Andere tote Seelen sitzen vor den Schranken der sogenannten Spruchkammern und warten auf ihre Entlastung, sprich Entnazifizierung. Kino- und Theaterkarten seien teuer, schreibt Dagerman, eine Spruchkammersitzung (Eintritt frei) sei aber, "im Idealfall, wenn sämtliche Mitwirkungen interessant genug sind, ein Stück fesselndes, exquisites Theater". Jeder der Angeklagten hat natürlich Zeugen für seine Unschuld, "Zeugen, die ihm bescheinigen, dass er ausländische Radiosender gehört habe (das haben alle Angeklagten getan), jüdische Zeugen, die gesehen haben, dass er Juden freundlich behandelt habe (solche Zeugen haben alle Angeklagten; sie kosten ein paar hundert Mark das Stück)". Vor der Spruchkammer sitzen der Volksschullehrer wie der nationalsozialistische Gewerkschafter und der Blockwart, vor dem alle aus gutem Grund Angst hatten.
Dagerman berichtet von den unwillkommenen Flüchtlingen aus dem Osten, die im Ruhrgebiet im Güterzug festsitzen, und vom Leben in Kellern. Ein Glanzstück des Buches und ein Zeugnis für die erstaunliche politische Urteilsfähigkeit des jungen Autors ist sein Bericht von einem Auftritt des SPD-Vorsitzenden Kurt Schumacher auf dem Münchner Königsplatz, dem zehntausend Menschen bei zehn Grad unter null begeistert zuhören. Die Faszination, die von diesem Redner ausgeht, der durch seinen langjährigen KZ-Aufenthalt über alle Zweifel erhaben ist, erklärt Dagerman treffend damit, das seine politischen Botschaften (unter anderem Rückgabe Schlesiens und Ostpreußens) und sein glühender sozialistischer Nationalismus ihn auch für Deutsche akzeptabel machen, "die den Nationalsozialismus noch nicht überwunden haben und das auch gar nicht wollen". Für diese zutreffende Analyse, die nicht das Resultat seiner eigenen politischen Position, sondern des genauen Blicks des Autors ist, hat dieser dann auch von der schwedischen Sozialdemokratie reichlich Prügel bezogen.

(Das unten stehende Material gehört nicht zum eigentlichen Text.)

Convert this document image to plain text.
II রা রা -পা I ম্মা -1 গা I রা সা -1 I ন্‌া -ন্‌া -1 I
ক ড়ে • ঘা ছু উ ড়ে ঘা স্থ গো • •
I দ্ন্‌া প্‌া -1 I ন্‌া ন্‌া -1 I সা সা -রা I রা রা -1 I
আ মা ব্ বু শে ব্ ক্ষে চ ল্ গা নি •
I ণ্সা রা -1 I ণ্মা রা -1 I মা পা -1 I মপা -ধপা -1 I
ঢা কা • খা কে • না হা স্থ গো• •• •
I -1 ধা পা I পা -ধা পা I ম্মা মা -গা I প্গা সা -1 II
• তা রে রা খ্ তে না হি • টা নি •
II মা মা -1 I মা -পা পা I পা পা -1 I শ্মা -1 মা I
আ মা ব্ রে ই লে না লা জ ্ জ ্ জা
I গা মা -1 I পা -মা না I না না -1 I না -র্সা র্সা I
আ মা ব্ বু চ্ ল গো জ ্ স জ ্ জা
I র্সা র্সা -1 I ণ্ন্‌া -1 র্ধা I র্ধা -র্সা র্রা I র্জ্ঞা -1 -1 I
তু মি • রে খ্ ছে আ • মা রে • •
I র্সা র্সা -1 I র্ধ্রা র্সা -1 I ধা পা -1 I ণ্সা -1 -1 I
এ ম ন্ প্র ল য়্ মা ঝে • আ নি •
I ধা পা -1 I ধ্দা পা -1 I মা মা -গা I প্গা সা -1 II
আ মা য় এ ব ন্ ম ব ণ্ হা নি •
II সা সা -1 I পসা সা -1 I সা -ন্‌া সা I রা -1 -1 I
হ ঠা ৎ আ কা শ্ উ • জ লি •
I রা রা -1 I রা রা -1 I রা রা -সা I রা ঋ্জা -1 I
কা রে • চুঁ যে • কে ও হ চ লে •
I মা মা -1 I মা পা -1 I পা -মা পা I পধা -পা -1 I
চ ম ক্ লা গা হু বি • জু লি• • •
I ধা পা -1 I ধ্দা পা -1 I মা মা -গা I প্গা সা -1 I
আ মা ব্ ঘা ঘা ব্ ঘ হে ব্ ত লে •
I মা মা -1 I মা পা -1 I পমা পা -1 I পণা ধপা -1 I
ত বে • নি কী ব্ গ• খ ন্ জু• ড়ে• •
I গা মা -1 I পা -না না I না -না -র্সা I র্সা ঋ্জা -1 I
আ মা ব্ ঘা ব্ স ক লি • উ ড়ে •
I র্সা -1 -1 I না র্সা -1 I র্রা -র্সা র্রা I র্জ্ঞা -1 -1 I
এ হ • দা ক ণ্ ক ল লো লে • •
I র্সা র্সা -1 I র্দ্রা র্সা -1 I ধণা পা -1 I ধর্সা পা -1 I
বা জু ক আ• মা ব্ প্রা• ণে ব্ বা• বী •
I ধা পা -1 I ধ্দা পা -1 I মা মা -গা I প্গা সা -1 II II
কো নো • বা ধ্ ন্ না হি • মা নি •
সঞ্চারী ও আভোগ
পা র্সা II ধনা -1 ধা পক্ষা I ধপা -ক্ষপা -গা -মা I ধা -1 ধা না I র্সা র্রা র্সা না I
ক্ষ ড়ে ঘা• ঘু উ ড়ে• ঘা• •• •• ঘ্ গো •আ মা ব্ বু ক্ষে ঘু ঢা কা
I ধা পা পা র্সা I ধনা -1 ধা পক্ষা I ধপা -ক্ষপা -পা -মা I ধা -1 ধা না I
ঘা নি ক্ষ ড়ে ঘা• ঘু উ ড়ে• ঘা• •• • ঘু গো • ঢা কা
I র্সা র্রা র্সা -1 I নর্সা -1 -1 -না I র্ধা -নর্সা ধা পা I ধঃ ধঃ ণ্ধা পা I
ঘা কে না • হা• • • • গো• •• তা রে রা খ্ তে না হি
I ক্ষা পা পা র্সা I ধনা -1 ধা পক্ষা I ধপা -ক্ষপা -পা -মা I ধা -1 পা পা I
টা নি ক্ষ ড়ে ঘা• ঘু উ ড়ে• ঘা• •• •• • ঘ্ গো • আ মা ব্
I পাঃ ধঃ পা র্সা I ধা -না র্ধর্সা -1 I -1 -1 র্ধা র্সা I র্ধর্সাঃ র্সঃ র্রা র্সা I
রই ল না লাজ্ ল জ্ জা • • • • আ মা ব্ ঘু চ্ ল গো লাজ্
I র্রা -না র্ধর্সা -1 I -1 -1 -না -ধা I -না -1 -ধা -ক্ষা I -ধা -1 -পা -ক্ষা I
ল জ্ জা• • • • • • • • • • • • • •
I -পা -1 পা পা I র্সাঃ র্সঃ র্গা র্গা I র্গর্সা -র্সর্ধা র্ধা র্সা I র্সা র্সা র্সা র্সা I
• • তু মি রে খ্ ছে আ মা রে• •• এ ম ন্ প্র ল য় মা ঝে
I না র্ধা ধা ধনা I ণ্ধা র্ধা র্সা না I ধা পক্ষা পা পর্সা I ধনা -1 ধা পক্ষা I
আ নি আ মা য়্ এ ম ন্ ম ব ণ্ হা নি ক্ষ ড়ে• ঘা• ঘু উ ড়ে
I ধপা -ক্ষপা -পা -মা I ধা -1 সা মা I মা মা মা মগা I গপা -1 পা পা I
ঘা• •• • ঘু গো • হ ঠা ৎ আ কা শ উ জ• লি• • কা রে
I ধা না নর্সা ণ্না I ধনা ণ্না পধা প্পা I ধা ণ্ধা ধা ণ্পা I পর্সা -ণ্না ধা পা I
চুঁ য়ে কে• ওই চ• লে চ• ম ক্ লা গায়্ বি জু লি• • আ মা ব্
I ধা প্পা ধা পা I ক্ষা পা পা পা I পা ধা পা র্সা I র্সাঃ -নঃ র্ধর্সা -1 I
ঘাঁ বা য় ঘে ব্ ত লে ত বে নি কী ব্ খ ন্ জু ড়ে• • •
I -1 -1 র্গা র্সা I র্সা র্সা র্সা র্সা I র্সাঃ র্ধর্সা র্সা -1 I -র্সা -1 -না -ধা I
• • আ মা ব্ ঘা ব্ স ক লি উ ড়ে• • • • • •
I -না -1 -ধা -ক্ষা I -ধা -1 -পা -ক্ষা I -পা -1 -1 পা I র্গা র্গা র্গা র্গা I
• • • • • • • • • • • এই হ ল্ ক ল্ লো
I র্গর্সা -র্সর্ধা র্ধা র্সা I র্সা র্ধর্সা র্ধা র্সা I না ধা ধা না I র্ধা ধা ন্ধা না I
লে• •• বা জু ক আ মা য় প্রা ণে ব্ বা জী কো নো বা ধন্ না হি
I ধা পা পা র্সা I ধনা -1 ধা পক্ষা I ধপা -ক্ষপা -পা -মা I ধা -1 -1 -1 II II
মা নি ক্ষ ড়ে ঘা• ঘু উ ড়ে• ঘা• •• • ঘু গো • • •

Stig Dagerman, der schon in seiner Jugend an Depressionen litt, hat sich mit 31 Jahren ums Leben gebracht. Damit ist die damalige schwedische Literatur einer ihrer größten Hoffnungen beraubt worden. Die deutschen Übersetzungen anderer Bücher von ihm, etwa "Die Schlange" (1985 bei Suhrkamp) und "Spiele der Nacht" (dtv 1964), sind selbstverständlich längst vergriffen. Das ist sehr schade und müsste nicht unbedingt so bleiben. JOCHEN SCHIMMANG
Stig Dagerman: "Deutscher Herbst". Roman.
Aus dem Schwedischen, mit einer Briefauswahl und einem Nachwort von Paul Berf. Guggolz Verlag, Berlin 2021. 190 S., geb., 22,- Euro.